Союзническая война, за  которой последовала чреда полномасштабных гражданских войн, подорвала и  ремесленное и  сельскохозяйственное производство Италии, в  то  же время эти войны, а еще больше завоевательные экспедиции на Востоке и в Галлии, способствовали неслыханному обогащению полководцев и оборотистых предпринимателей. Так Красс, по словам его биографа Плутарха, первоначально имел «не более 300 талантов; но после, во время своего консульства, он мог посвятить Геркулесу десятину, устроить угощение для народа и, кроме того, выдать из своих средств каждому римлянину трехмесячную порцию хлеба – и все-таки перед отправлением в парфянский поход он, сделав для себя оценку своего состояния, нашел, что оно стоит семь тысяч сто талантов! Если говорить правду,– замечает моралист Плутарх,– почти все его богатство приобретено “огнем и мечом». Из общего несчастья он сделал для себя источник огромных доходов» (Плутарх, цит. изд, с. 629). Предку Нерона Домицию Агенобарбу принадлежало более 40 тысяч югеров земли, что примерно в 10 тысяч раз превышало участки земли, которыми пользовались крестьяне. Помпей, по замечанию М.И. Ростовцева, «не преувеличивал, говоря, что стоит ему топнуть ногой, как из-под земли появятся тысячи солдат. Несомненно, что при этом он в первую очередь думал о ветеранах, которые были его клиентами, и о населении своих имений» (М.И. Ростовцев. Общество и хозяйство в Римской империи.Т. 1, цит. изд., с. 47). Колоссальными богатствами владели знаменитый полководец Лукулл и великий Цезарь после завоевания Галлии. Кое-что от этих несметных сокровищ перепадало удачливым центурионам и даже рядовым легионерам.

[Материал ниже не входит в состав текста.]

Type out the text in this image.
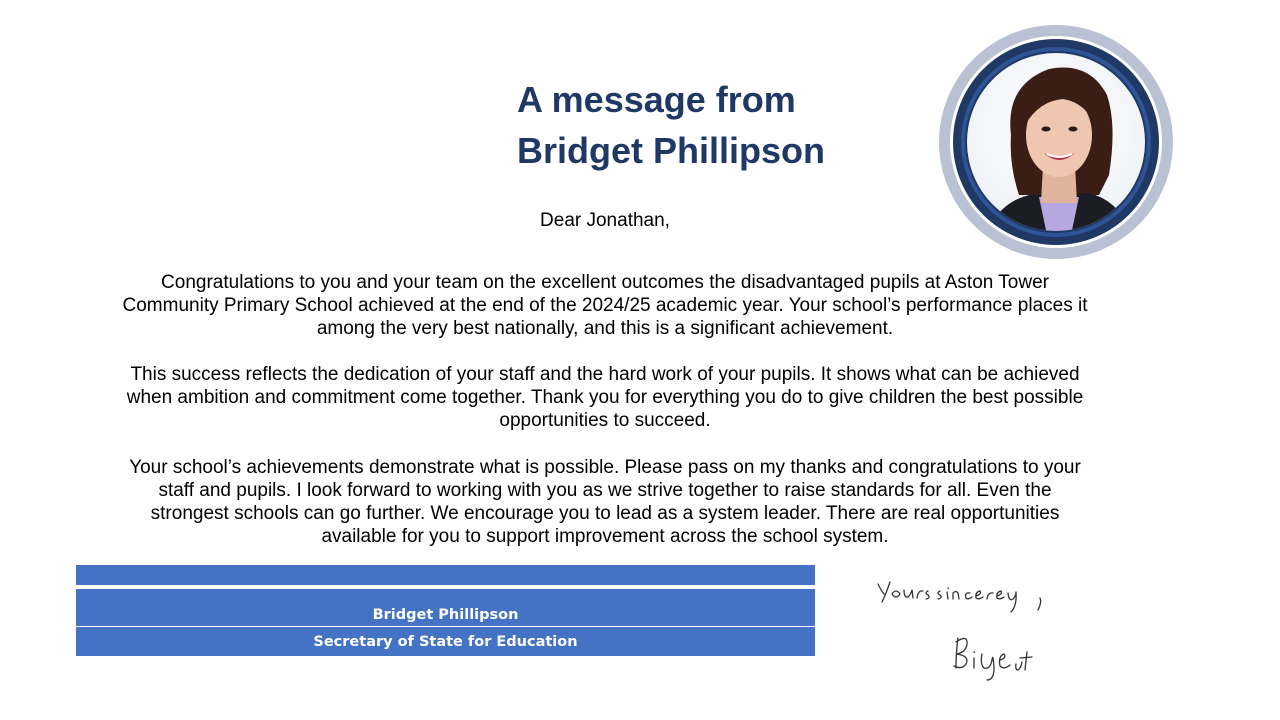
A message from
Bridget Phillipson

Dear Jonathan,

Congratulations to you and your team on the excellent outcomes the disadvantaged pupils at Aston Tower
Community Primary School achieved at the end of the 2024/25 academic year. Your school’s performance places it
among the very best nationally, and this is a significant achievement.

This success reflects the dedication of your staff and the hard work of your pupils. It shows what can be achieved
when ambition and commitment come together. Thank you for everything you do to give children the best possible
opportunities to succeed.

Your school’s achievements demonstrate what is possible. Please pass on my thanks and congratulations to your
staff and pupils. I look forward to working with you as we strive together to raise standards for all. Even the
strongest schools can go further. We encourage you to lead as a system leader. There are real opportunities
available for you to support improvement across the school system.

Bridget Phillipson
Secretary of State for Education
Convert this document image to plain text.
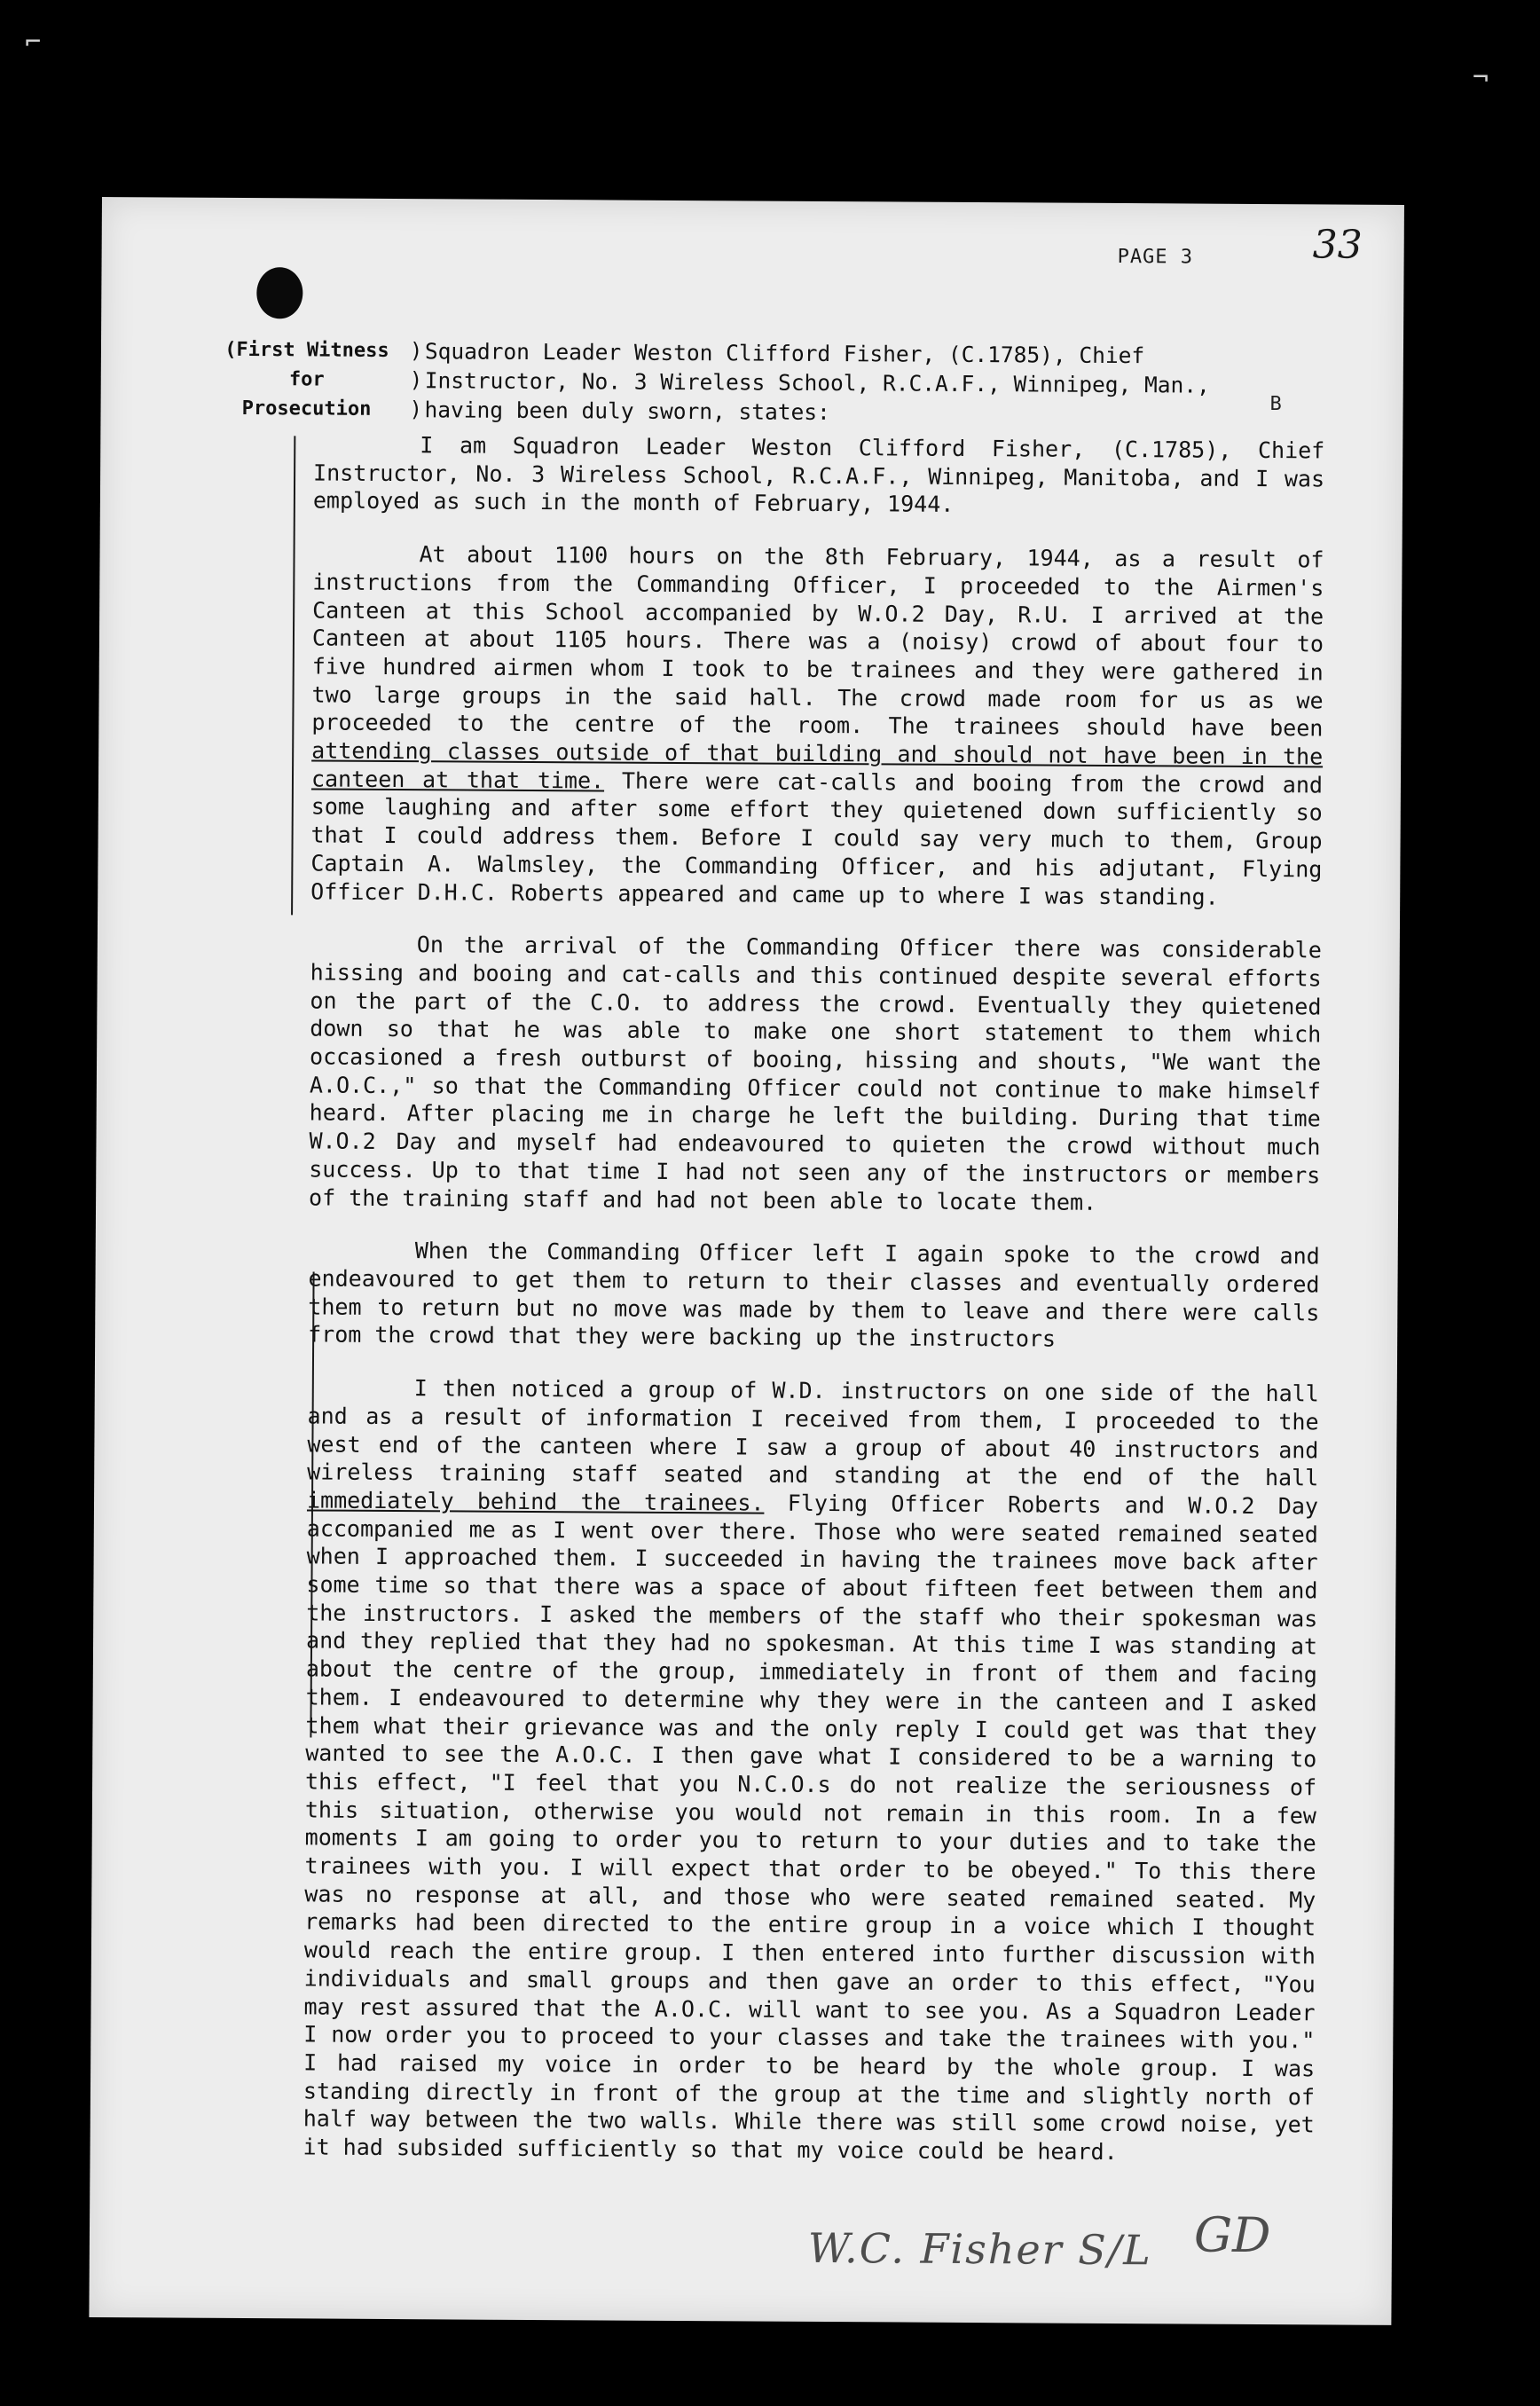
⌐
¬
PAGE 3	33
(First Witness
for
Prosecution
)
)
)
Squadron Leader Weston Clifford Fisher, (C.1785), Chief
Instructor, No. 3 Wireless School, R.C.A.F., Winnipeg, Man.,
having been duly sworn, states:	B

I am Squadron Leader Weston Clifford Fisher, (C.1785), Chief Instructor, No. 3 Wireless School, R.C.A.F., Winnipeg, Manitoba, and I was employed as such in the month of February, 1944.

At about 1100 hours on the 8th February, 1944, as a result of instructions from the Commanding Officer, I proceeded to the Airmen's Canteen at this School accompanied by W.O.2 Day, R.U. I arrived at the Canteen at about 1105 hours. There was a (noisy) crowd of about four to five hundred airmen whom I took to be trainees and they were gathered in two large groups in the said hall. The crowd made room for us as we proceeded to the centre of the room. The trainees should have been attending classes outside of that building and should not have been in the canteen at that time. There were cat-calls and booing from the crowd and some laughing and after some effort they quietened down sufficiently so that I could address them. Before I could say very much to them, Group Captain A. Walmsley, the Commanding Officer, and his adjutant, Flying Officer D.H.C. Roberts appeared and came up to where I was standing.

On the arrival of the Commanding Officer there was considerable hissing and booing and cat-calls and this continued despite several efforts on the part of the C.O. to address the crowd. Eventually they quietened down so that he was able to make one short statement to them which occasioned a fresh outburst of booing, hissing and shouts, "We want the A.O.C.," so that the Commanding Officer could not continue to make himself heard. After placing me in charge he left the building. During that time W.O.2 Day and myself had endeavoured to quieten the crowd without much success. Up to that time I had not seen any of the instructors or members of the training staff and had not been able to locate them.

When the Commanding Officer left I again spoke to the crowd and endeavoured to get them to return to their classes and eventually ordered them to return but no move was made by them to leave and there were calls from the crowd that they were backing up the instructors

I then noticed a group of W.D. instructors on one side of the hall and as a result of information I received from them, I proceeded to the west end of the canteen where I saw a group of about 40 instructors and wireless training staff seated and standing at the end of the hall immediately behind the trainees. Flying Officer Roberts and W.O.2 Day accompanied me as I went over there. Those who were seated remained seated when I approached them. I succeeded in having the trainees move back after some time so that there was a space of about fifteen feet between them and the instructors. I asked the members of the staff who their spokesman was and they replied that they had no spokesman. At this time I was standing at about the centre of the group, immediately in front of them and facing them. I endeavoured to determine why they were in the canteen and I asked them what their grievance was and the only reply I could get was that they wanted to see the A.O.C. I then gave what I considered to be a warning to this effect, "I feel that you N.C.O.s do not realize the seriousness of this situation, otherwise you would not remain in this room. In a few moments I am going to order you to return to your duties and to take the trainees with you. I will expect that order to be obeyed." To this there was no response at all, and those who were seated remained seated. My remarks had been directed to the entire group in a voice which I thought would reach the entire group. I then entered into further discussion with individuals and small groups and then gave an order to this effect, "You may rest assured that the A.O.C. will want to see you. As a Squadron Leader I now order you to proceed to your classes and take the trainees with you." I had raised my voice in order to be heard by the whole group. I was standing directly in front of the group at the time and slightly north of half way between the two walls. While there was still some crowd noise, yet it had subsided sufficiently so that my voice could be heard.

W.C. Fisher S/L GD
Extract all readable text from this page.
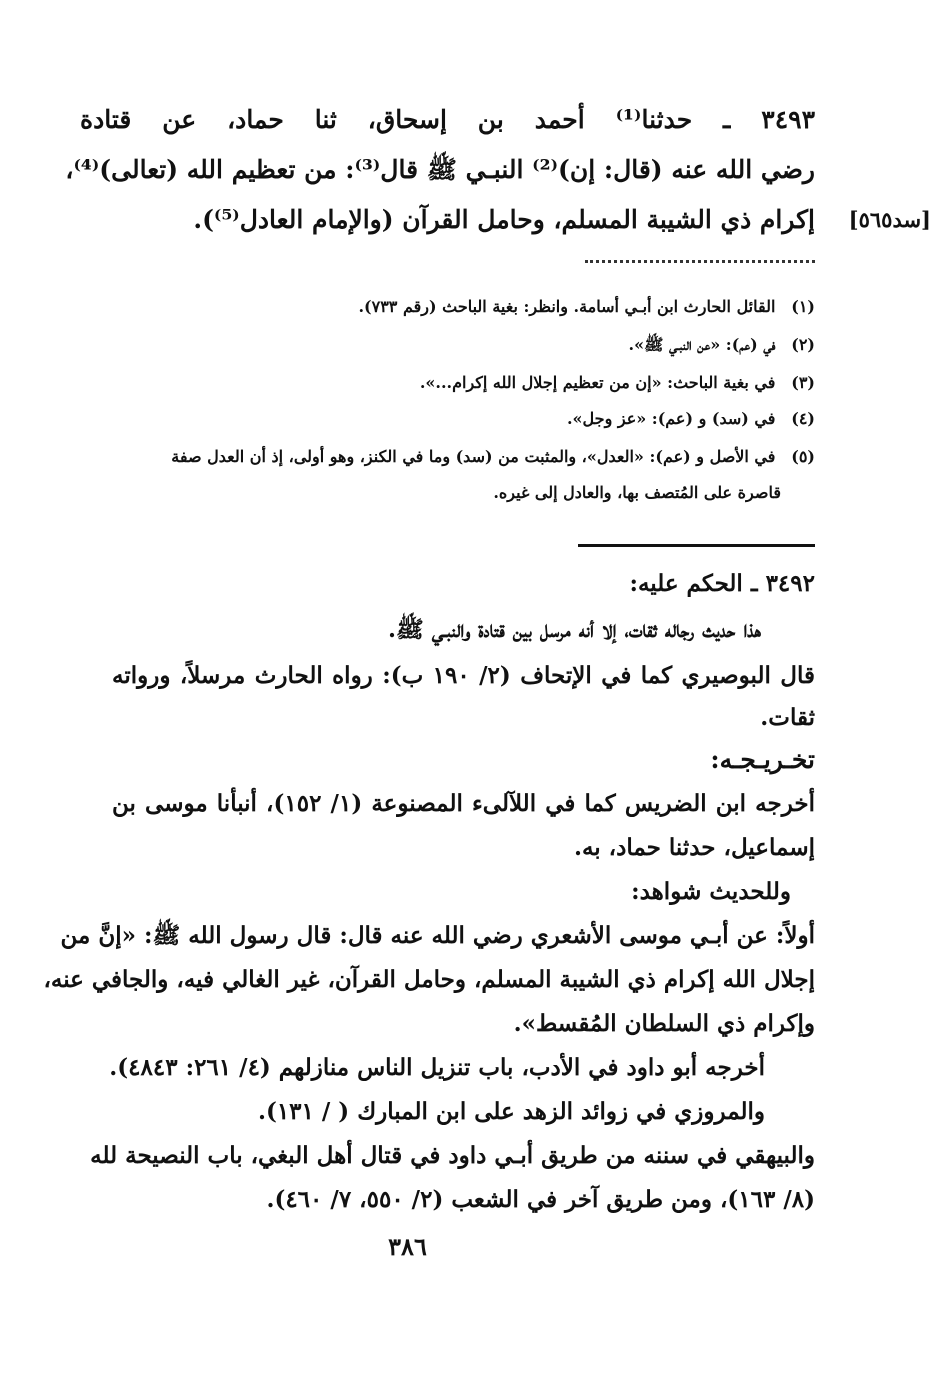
٣٤٩٣ ـ حدثنا⁽¹⁾ أحمد بن إسحاق، ثنا حماد، عن قتادة
رضي الله عنه (قال: إن)⁽²⁾ النبـي ﷺ قال⁽³⁾: من تعظيم الله (تعالى)⁽⁴⁾،
إكرام ذي الشيبة المسلم، وحامل القرآن (والإمام العادل⁽⁵⁾).	[سد٥٦٥]
(١) القائل الحارث ابن أبـي أسامة. وانظر: بغية الباحث (رقم ٧٣٣).
(٢) في (عم): «عن النبـي ﷺ».
(٣) في بغية الباحث: «إن من تعظيم إجلال الله إكرام...».
(٤) في (سد) و (عم): «عز وجل».
(٥) في الأصل و (عم): «العدل»، والمثبت من (سد) وما في الكنز، وهو أولى، إذ أن العدل صفة
قاصرة على المُتصف بها، والعادل إلى غيره.
٣٤٩٢ ـ الحكم عليه:
هذا حديث رجاله ثقات، إلا أنه مرسل بين قتادة والنبـي ﷺ.
قال البوصيري كما في الإتحاف (٢/ ١٩٠ ب): رواه الحارث مرسلاً، ورواته
ثقات.
تخـريـجـه:
أخرجه ابن الضريس كما في اللآلىء المصنوعة (١/ ١٥٢)، أنبأنا موسى بن
إسماعيل، حدثنا حماد، به.
وللحديث شواهد:
أولاً: عن أبـي موسى الأشعري رضي الله عنه قال: قال رسول الله ﷺ: «إنَّ من
إجلال الله إكرام ذي الشيبة المسلم، وحامل القرآن، غير الغالي فيه، والجافي عنه،
وإكرام ذي السلطان المُقسط».
أخرجه أبو داود في الأدب، باب تنزيل الناس منازلهم (٤/ ٢٦١: ٤٨٤٣).
والمروزي في زوائد الزهد على ابن المبارك ( / ١٣١).
والبيهقي في سننه من طريق أبـي داود في قتال أهل البغي، باب النصيحة لله
(٨/ ١٦٣)، ومن طريق آخر في الشعب (٢/ ٥٥٠، ٧/ ٤٦٠).
٣٨٦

И все же разорительные последствия гражданской войны в сознании римлян и италиков разных сословий перевешивали ее выгоды, будущее виделось катастрофическим. И  плебс, и  всадники, и  нобили, которые часто теряли свое имущество и  предавались казням в  результате победы враждебной партии, стремились к миру и водворению порядка, а это значило тогда – к установлению единоначалия, ввести которое в форме вечной диктатуры попытался Цезарь, убитый за это заговорщиками, подстрекаемыми упрямыми ревнителями изжившего себя государственного строя.

 

Источник: История Европы: дохристианской и христианской : [в 16 т.] / протоиерей Владислав Цыпин. - Москва : Изд-во Сретенского монастыря, 2011-. / Т. 3: Рим в эпоху царей и республики. – 2011. – 632 с.